Soldiers and civilian contractors have been working overtime to install external heating units outside the barracks and moving quickly to winter-proof the buildings, which look like extended versions of the portable classrooms that sit outside so many Canadian schools. Military staff were loath to comment on the work they're doing before Ottawa made its official announcement on Tuesday, but they seemed confident that the buildings will be ready in time.
Upon arrival, refugees will be checked for any obvious signs of disease and likely asked about histories of immunizations — the kinds of medical questions necessary before the Syrians can begin to move into Canadian society. Then it's off to the barracks. Presumably they won't be staying on base for long.
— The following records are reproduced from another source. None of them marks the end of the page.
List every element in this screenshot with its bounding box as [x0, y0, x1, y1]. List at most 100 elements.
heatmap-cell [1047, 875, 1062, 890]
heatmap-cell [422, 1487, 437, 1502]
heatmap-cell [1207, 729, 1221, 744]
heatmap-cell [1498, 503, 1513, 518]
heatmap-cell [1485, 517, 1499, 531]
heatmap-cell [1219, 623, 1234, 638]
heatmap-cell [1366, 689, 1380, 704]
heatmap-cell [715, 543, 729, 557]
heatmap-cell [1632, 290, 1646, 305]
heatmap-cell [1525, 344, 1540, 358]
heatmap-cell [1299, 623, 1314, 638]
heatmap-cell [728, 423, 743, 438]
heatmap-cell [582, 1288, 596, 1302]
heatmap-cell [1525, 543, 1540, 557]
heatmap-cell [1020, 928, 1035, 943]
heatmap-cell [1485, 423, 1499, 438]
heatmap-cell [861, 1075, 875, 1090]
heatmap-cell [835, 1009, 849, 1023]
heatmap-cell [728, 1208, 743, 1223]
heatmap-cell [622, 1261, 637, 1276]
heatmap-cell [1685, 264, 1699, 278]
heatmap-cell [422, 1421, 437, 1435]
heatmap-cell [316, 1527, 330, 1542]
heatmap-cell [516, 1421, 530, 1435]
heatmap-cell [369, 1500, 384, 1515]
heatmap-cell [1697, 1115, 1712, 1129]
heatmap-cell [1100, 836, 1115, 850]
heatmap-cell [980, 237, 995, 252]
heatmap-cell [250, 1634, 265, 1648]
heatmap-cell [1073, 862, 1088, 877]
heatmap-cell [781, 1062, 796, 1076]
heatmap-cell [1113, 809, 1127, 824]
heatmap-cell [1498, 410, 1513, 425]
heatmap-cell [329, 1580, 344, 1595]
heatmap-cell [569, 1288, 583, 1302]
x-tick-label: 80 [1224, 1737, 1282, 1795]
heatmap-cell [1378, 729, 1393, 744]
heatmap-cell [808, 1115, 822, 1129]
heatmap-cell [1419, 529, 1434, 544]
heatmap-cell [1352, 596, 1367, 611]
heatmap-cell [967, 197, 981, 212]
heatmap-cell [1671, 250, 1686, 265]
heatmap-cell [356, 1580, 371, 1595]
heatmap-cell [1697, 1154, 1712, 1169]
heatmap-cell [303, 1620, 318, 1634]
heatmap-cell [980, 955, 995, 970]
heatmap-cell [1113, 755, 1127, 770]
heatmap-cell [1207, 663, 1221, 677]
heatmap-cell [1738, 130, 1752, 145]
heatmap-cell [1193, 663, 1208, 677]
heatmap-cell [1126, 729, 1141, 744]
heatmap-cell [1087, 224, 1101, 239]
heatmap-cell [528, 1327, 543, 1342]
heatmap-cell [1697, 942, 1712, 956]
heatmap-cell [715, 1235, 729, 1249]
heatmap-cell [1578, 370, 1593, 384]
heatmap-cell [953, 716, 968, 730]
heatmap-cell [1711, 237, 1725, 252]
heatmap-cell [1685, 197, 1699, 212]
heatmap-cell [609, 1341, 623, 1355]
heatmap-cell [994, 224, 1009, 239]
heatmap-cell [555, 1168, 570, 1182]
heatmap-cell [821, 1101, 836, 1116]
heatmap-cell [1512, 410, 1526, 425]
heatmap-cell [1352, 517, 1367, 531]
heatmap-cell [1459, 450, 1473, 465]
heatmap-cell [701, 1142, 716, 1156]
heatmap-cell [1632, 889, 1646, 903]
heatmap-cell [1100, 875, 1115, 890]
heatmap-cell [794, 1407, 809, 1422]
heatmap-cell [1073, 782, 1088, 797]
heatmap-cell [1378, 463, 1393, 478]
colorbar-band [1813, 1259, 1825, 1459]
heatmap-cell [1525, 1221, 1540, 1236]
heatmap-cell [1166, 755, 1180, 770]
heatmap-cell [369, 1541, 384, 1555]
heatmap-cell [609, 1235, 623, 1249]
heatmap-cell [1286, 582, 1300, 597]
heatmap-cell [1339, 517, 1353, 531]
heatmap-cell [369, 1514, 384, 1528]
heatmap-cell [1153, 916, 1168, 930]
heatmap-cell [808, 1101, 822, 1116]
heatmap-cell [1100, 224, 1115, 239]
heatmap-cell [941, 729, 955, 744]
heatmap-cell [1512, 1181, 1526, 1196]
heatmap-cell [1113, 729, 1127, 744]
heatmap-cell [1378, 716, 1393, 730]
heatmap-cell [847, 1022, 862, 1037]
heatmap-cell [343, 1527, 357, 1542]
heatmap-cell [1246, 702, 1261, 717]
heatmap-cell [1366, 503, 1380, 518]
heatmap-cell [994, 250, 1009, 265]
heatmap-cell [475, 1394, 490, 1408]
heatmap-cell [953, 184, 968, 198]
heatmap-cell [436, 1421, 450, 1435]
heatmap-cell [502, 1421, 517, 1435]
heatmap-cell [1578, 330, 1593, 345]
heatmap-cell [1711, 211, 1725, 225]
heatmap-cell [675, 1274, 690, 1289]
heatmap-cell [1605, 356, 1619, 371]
It isn't clear whether or not they will be allowed to travel to the nearby city of Trenton to feel their first taste of freedom in — for some — years.
It's unlikely they will be able to move around much on the base, home to some of Canada's most highly guarded collections of military hardware and computer systems. One thing is sure: Frigid weather aside, for the first time in a long time, they'll be safe.
In addition to the soldiers, many others are involved in preparing for the refugees' arrival. Doctors, nurses, hospitals and public health officials are anticipating more pressure on Canada's already-stretched health-care system. But the local medical officer of health in CFB Trenton's region believes Canadians "will rise to the occasion."
"I'm not saying there won't be a few wrinkles, with 25,000 refugees in the course of the month [across the country]," Dr. Richard Schabas, medical officer of health for Hastings Prince Edward Public Health, told CBC News about the Liberal government's plan. "But I'm fully confident that we'll be able to handle whatever we're asked to do."
Schabas said he hasn't been able to get some precise details he'd like, including exactly how many refugees are coming to the Trenton base and when they will arrive.
"Everything about this is unusual," he said. "This is being planned in real time. The important thing, though, is that we're ready. We've been preparing our staff, making sure that they've got some background on Syria [and] the kinds of medical issues we'll face ... making sure we're ready to provide the kinds of services that we would reasonably be expected to provide.
"I'm sure we will rise to the occasion as a country and show the world how welcoming we can be," Schabas said. "We can show the world how this should be done."